TeraWulf has now rallied 26% over the past month to $25.18 — running straight through a short book that refuses to budge, straight into a June 9 earnings date that will force the issue.
The short positioning remains the defining tension. At 24.5% of the free float, short interest is broadly unchanged from a week ago — the stock added 18% and the shorts barely flinched. That's not a position being trimmed under pressure; it's a position being held with conviction. What has changed is availability, which has loosened sharply to 107% — roughly one share available for every one already borrowed. That's a meaningful shift from the tighter readings seen earlier this month, when availability dipped below 65%. With borrowing costs running near 0.58% annualised, shorts can hold cheaply and new entrants can add without friction. The squeeze mechanics simply aren't there right now.

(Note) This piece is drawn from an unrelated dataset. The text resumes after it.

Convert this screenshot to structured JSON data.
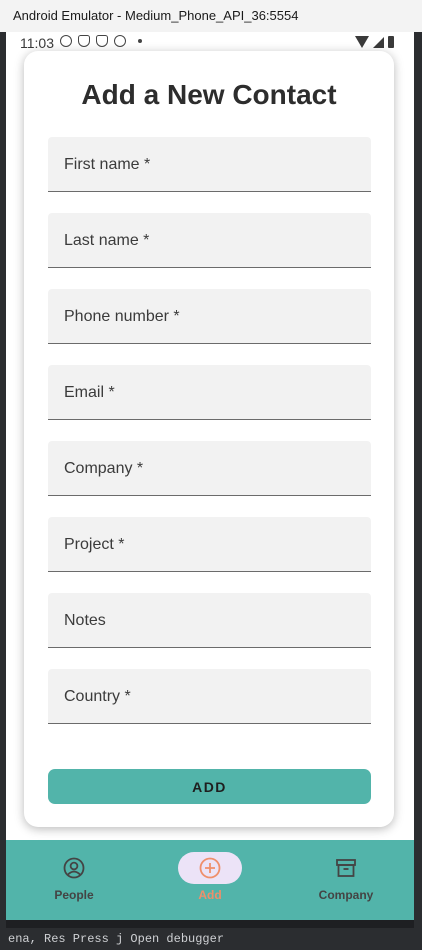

Options traders are telling a different story. The put/call ratio has eased to 0.40, nearly a full standard deviation below its 20-day average of 0.43 — among the more call-heavy readings of the past year, and well below the 52-week high of 0.69. That's a market leaning into the rally, not hedging against it. The divergence between options sentiment and short positioning is the clearest signal of the week: bulls are pressing, shorts are digging in, and the next earnings print becomes the resolution mechanism.
The Street is firmly in the bulls' corner. B. Riley raised its target to $32 today, maintaining Buy. Morgan Stanley, the most bullish voice at a $42 target, lifted its Overweight just last week. Jefferies initiated with Buy at $28 two weeks ago, adding fresh institutional coverage. All eight covering analysts carry Buy-equivalent ratings, and the consensus mean target of $33.86 implies another 35% from current levels. The bull case centres on TeraWulf's pivot from pure bitcoin mining to hyperscale HPC and AI infrastructure — the $250M revolving facility, gross margin improvement in Q1 2026, and low-cost sustainable energy positioning all feature. Bears point to execution risk in the transition and residual Bitcoin price sensitivity as the structural weak spots.
Institutional flows add one more layer. Jane Street's reported position increased by 25.7 million shares in the most recent filing — a notably large move for a market-maker-style participant. Vanguard added a fresh position of 22.5 million shares. Both moves are on lag, so they preceded the recent price run. On the other side, the May 18 insider sales documented in last week's note — CEO Prager ($11.5M), CTO Khan ($9.6M), CFO Fleury ($2.7M) — all came at $21.14, well below the current price. That award-and-sell pattern is consistent with routine compensation mechanics, though the concentrated timing across the executive suite is worth noting.
Across the mining peer group, the week has been broadly strong: CLSK led at +27%, KEEL +23%, CIFR +20%, with WULF's +18% near the middle of the pack. The sector bid is real. What distinguishes WULF heading into June 9 is the sheer weight of the short book sitting on top of an uniformly bullish analyst consensus — the print will determine which side of that standoff was right.